Muriel blaguait Gérard ; ils revenaient de la marina au village dans la voiture joujou, aux harnais étincelants d’argenteries et de couronnes royales.

Là-bas, une voix chantait :


Dentro le braccie di Nnino,

 Oi, Mamma

 Oi portamence…

— Muriel, vous aimez trop Naples et les Napolitains : vous finirez par attraper ce qu’on appelle le mal du pays. Je parie que vous êtes encore allée au Pausilippe avec Casa Medrina, Santos et Rovignone ? On commence à en parler ici.

— Oui ! parce que vous êtes un bavard… Figurez-vous (elle prononçait figuiourez-vous) c’est very much hetter. Ne vous fâchez pas. Mais Minosoff aussi se trouvait là.

Gérard fit une grimace indiscutable.

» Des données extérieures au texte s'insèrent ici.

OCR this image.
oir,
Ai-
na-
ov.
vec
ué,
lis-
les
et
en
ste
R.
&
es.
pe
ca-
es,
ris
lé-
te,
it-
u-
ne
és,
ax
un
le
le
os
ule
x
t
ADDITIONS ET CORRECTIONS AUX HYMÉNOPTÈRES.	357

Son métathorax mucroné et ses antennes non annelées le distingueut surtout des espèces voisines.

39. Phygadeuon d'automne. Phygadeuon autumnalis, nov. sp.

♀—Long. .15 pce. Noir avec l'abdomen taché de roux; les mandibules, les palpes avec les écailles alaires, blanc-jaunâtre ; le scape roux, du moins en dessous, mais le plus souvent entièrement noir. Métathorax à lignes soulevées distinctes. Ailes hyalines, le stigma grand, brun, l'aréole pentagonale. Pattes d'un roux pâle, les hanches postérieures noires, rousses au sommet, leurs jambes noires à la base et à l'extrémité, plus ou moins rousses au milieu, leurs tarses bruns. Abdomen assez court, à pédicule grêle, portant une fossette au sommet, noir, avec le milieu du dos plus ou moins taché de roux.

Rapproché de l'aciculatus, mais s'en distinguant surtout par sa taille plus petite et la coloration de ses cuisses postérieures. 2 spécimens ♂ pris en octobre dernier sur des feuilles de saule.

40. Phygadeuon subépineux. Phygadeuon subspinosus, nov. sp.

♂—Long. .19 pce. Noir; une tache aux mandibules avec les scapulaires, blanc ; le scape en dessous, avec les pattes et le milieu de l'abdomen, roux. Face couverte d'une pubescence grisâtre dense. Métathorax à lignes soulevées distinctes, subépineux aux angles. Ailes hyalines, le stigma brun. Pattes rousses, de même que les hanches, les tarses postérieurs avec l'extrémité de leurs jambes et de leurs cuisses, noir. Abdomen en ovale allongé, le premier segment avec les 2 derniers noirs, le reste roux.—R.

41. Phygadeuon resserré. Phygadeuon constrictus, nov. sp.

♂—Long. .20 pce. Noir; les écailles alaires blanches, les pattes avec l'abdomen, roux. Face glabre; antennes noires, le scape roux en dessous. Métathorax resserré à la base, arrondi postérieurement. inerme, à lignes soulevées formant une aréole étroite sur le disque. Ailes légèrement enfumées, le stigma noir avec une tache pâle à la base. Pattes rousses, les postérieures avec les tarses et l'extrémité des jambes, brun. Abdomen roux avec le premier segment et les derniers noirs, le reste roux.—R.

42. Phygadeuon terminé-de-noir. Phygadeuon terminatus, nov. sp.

Il regarda l’américaine pour voir si elle disait vrai. Miss Lawthorn atténuait d’un sourire à la Joconde son profil à la Phryné.

— Vous avez l’air tellement silly quand je vous dis une chose désagréable…

Silly… ?

— Oui, bête, enfin : d’ailleurs, ajouta-t-elle, redevenue subitement sérieuse… ton sœur était avec lui… je regrette à dire.

Elle s’était penchée sur Maleine pour le tutoyer — et pour lui donner la nouvelle.

— Muriel… Muriel… Vous mentez ! ce n’est pas possible ! Vous êtes folle : ma sœur, avec Minosoff ? Mais vous vous trompez ! Il n’avait jamais été question de rien. Elle le connaît à peine…

— C’est bien ton sœur. Et le père n’a rien écrit… ? Alors quoi ? No marriage ? Très unconventional pour l’Iourope.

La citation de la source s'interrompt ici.